I’m a sucker for the book section at Thrift Stores and that’s where I spotted this book.
It was fascinating. The author charts the history of the Scots-Irish people from Scotland at the time of the Roman Empire when they built Hadrian’s wall all the way to the present day. What I didn’t know is that all of that redneck, hillbilly, good-ol’boy, mountain people, country people can be traced back to these Scots-Irish people and their culture.
The author’s premise, is that it’s this culture, shaped by the events starting with the Romans, through the English kings, through the migration to Ireland and the Ulster plantation and eventually to the Appalachian Mountains is the dominant culture that shaped the United States.
When he gets to the American Revolution, his argument begins to take shape, how it was this culture, patriotic, independent, yet able to organize into effective fighters was the main driver of the revolution. It was the soft, aristocratic, educated, plantation owners on the coasts that gave the intellectual reasoning, but these guys got the job done.

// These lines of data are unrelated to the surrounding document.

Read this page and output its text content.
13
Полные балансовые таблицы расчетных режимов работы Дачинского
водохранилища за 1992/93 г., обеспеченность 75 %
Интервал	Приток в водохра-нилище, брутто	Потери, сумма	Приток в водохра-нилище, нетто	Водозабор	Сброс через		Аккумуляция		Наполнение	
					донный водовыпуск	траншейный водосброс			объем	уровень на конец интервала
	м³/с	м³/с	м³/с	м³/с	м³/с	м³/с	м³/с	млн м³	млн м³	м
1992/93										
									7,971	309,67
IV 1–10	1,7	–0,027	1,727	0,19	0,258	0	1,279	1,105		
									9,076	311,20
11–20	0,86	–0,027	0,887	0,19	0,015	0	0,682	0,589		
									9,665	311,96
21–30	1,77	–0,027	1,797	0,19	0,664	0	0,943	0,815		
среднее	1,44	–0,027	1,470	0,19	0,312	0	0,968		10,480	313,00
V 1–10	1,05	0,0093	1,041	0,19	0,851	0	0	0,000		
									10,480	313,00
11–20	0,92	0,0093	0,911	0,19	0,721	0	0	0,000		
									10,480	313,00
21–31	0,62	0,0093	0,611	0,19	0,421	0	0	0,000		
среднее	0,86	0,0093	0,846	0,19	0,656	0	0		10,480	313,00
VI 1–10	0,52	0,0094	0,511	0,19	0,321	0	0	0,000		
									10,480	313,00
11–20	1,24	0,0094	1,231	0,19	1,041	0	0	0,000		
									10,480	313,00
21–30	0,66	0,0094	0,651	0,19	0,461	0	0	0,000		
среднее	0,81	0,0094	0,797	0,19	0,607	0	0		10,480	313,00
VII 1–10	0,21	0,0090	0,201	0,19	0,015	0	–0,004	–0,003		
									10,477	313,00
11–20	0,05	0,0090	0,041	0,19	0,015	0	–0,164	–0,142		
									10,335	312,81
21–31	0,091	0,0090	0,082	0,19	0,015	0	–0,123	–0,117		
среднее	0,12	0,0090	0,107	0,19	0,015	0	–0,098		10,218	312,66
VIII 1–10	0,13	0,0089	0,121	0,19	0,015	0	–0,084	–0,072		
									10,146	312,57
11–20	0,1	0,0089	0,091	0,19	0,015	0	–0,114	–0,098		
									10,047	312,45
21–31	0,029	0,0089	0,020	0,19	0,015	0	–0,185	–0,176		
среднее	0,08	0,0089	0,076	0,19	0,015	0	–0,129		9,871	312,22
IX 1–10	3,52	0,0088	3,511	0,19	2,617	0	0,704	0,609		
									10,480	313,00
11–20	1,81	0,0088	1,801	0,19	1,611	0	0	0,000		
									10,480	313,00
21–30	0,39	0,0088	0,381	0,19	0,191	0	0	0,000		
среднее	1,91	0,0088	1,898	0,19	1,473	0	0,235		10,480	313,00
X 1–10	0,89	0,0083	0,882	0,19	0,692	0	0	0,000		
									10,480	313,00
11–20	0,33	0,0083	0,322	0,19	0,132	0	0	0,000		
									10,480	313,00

Andrew Jackson was the quintessential product of this culture and made the biggest impact as president. He stands in the same line as William Wallace.
I appreciated the time the author took to describe the Civil War from the perspective of families and people from this culture. That story is not often told.
And, then the author finished the book by describing his own parents and grandparents. These are incredible stories and represent many of the experiences of many Americans.
A more recent, and more emotional rendering of this culture is “Hillbilly Elegy” by JD Vance. They made a movie of that book that in my opinion doesn’t capture the full story. I think every pastor in America should read that book.
If you’re short on American history, and like me, weren’t paying attention at all in high school, this book will help you get up to speed pretty quickly, no matter what part of the country you are in.